Businessmen, wrecker company owners and students just trying to find a parking spot all agree: Car booting is not a pleasant experience in Austin.
This feeling of discontent from all sides centers around the state laws and city ordinances surrounding the practice. Currently, the City of Austin does not regulate booting, said Detective Thomas Ballard of the Austin Police Department’s Wrecker Enforcement Unit. The Texas Department of Licensing and Regulation supervises the practice at the state level, but Joe Santiago, owner of Capital Parking ATX, said the current laws are far too lax.
“With TDLR there is no price cap (on fines,)” said Santiago, whose company provides booting services in Austin. “You want to charge $500? You can. You see a Mercedes and want to charge $1,000? You can. They have that rules and regulations structure for towing, but none for booting.”
Santiago said he believes if Austin begins to regulate booting, it will benefit everyone involved by making the practice more legitimate.
“I think you need more regulations, they just need to be the right regulations,” Santiago said. “It’s a problem when you have these guys that can get a license for $250, then charge $150 per boot. That’s when you start getting the riff-raff out there booting like crazy.”

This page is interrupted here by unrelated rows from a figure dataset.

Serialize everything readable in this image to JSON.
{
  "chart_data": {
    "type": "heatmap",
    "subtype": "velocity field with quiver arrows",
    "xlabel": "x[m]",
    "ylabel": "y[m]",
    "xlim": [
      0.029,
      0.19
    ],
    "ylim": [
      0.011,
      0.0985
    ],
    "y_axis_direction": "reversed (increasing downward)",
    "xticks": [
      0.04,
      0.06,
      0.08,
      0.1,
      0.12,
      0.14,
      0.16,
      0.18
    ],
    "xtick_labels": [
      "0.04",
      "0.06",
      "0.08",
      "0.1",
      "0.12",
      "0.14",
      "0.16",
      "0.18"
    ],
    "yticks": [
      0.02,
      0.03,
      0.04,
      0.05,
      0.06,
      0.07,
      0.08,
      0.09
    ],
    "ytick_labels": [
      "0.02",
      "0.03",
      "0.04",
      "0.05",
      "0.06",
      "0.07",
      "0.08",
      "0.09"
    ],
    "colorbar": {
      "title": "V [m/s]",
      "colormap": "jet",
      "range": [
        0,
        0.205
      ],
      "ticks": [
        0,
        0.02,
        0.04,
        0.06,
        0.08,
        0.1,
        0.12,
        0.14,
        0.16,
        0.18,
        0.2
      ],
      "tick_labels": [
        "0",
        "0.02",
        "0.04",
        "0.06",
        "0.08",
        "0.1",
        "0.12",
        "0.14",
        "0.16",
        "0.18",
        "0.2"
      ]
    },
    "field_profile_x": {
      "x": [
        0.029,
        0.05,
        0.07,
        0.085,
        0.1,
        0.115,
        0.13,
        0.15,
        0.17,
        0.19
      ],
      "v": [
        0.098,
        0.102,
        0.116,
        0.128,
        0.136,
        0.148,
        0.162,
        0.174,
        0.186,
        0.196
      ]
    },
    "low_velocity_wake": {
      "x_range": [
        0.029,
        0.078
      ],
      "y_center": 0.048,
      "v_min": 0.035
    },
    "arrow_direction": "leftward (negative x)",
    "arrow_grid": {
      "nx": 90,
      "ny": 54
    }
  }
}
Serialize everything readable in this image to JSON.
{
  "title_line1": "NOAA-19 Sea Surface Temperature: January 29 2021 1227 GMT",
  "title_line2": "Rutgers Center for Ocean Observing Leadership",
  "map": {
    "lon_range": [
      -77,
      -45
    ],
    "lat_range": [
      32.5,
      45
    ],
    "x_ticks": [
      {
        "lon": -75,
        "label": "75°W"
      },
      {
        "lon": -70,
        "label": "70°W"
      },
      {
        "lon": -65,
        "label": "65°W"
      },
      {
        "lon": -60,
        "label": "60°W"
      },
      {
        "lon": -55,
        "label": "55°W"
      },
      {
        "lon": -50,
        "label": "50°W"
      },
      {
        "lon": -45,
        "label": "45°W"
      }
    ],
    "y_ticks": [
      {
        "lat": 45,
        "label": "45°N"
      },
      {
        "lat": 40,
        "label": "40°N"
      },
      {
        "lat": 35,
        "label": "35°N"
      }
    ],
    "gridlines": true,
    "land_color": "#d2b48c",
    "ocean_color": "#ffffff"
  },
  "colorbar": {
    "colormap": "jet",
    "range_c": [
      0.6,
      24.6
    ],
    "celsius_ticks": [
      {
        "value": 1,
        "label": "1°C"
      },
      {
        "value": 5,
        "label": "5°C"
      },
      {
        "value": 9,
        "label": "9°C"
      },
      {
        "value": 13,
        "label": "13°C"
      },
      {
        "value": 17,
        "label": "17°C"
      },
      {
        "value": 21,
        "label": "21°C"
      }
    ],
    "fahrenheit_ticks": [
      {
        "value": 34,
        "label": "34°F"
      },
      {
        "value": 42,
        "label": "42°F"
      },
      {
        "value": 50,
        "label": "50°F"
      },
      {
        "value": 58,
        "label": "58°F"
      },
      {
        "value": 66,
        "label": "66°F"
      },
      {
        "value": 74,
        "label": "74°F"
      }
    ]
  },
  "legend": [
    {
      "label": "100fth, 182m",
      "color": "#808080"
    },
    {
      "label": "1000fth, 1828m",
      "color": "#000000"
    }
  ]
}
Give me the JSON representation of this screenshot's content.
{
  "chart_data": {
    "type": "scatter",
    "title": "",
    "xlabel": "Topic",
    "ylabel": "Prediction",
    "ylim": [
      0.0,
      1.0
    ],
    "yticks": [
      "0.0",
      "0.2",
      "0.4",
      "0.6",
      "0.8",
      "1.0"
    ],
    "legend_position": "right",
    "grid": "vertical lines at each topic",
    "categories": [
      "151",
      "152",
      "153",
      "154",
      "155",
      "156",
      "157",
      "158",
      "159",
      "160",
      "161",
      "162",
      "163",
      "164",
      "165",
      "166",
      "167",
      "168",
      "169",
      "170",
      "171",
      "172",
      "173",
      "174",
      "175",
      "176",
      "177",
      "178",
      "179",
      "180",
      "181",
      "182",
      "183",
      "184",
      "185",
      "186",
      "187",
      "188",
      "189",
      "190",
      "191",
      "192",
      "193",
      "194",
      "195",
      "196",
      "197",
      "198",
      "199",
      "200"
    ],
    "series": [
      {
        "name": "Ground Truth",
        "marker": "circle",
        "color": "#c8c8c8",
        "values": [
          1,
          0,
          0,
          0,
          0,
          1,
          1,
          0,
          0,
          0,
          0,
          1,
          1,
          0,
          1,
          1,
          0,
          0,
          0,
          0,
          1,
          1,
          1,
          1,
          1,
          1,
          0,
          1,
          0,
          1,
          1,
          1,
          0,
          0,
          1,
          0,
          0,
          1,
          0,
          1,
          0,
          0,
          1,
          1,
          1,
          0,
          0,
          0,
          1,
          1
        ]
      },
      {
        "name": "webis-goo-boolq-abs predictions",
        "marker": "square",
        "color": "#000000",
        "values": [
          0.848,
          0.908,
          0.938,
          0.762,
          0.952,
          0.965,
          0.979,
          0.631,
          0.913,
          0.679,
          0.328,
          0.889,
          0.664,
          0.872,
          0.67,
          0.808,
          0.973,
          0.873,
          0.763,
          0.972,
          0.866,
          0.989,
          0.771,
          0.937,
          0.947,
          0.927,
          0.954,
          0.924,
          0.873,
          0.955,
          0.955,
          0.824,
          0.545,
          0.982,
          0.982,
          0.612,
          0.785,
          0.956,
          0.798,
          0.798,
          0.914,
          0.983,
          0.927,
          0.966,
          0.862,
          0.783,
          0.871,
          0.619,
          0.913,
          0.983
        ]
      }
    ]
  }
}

Capital Towing Austin currently charges $150 for the removal of a boot, according to their website, but Santiago said he is in favor of decreasing his company’s removal fee and increasing the cost to be licensed in Texas to as much as $50,000 to ensure only serious companies are booting.
As recently as three weeks ago, Santiago’s company operated in the parking lot of I Luv Vintage and Spider House Cafe and Ballroom, owned by Conrad Bejarano. Santiago said his employees would monitor the lots and immediately boot drivers parked illegally.
“As an owner, we get zero compensation for it,” Bejarano said. “It all goes to the towing or booting company. Who likes booting? No one likes to get booted, and it sucks.”
Bejarano said he dealt with people illegally parked in his lots for 10 years before finally hiring Santiago’s company.
“A lot of the responsibility goes to Austin, in fact, it all goes to Austin,” Bejarano said. “There isn’t any infrastructure within the city, and there isn’t any parking because everyone is dependent on driving … I’m the scum for hiring a booting company that monitors it, and they have to pay 150 bucks. I’m sorry it sucks, but I need that parking for my customers.”
Detective Tom Ballard said he and the City Attorney’s office recently submitted a new booting ordinance to the Austin City Council, but it won’t be heard until later in the year. The ordinance would create numerous city regulations on the practice, Ballard said.
“You have to make this a legitimate business,” Santiago said. “You have to charge the companies that want to do this big money and fine them real money. Then, they have to be able to recoup this money, so you’ve got to be able to charge the right amount.”
Music education junior Jessica Martinez, who was booted in the Spider House parking lot, said she agrees there is a need for greater regulation around booting in Austin.
“I think in Austin, but especially here, we’re all students,” Martinez said. “We have other things to worry about. It was the end of the summer, and I’m not rich. When that happened it really hurt my bank account, and that’s probably the same for a lot of other people.”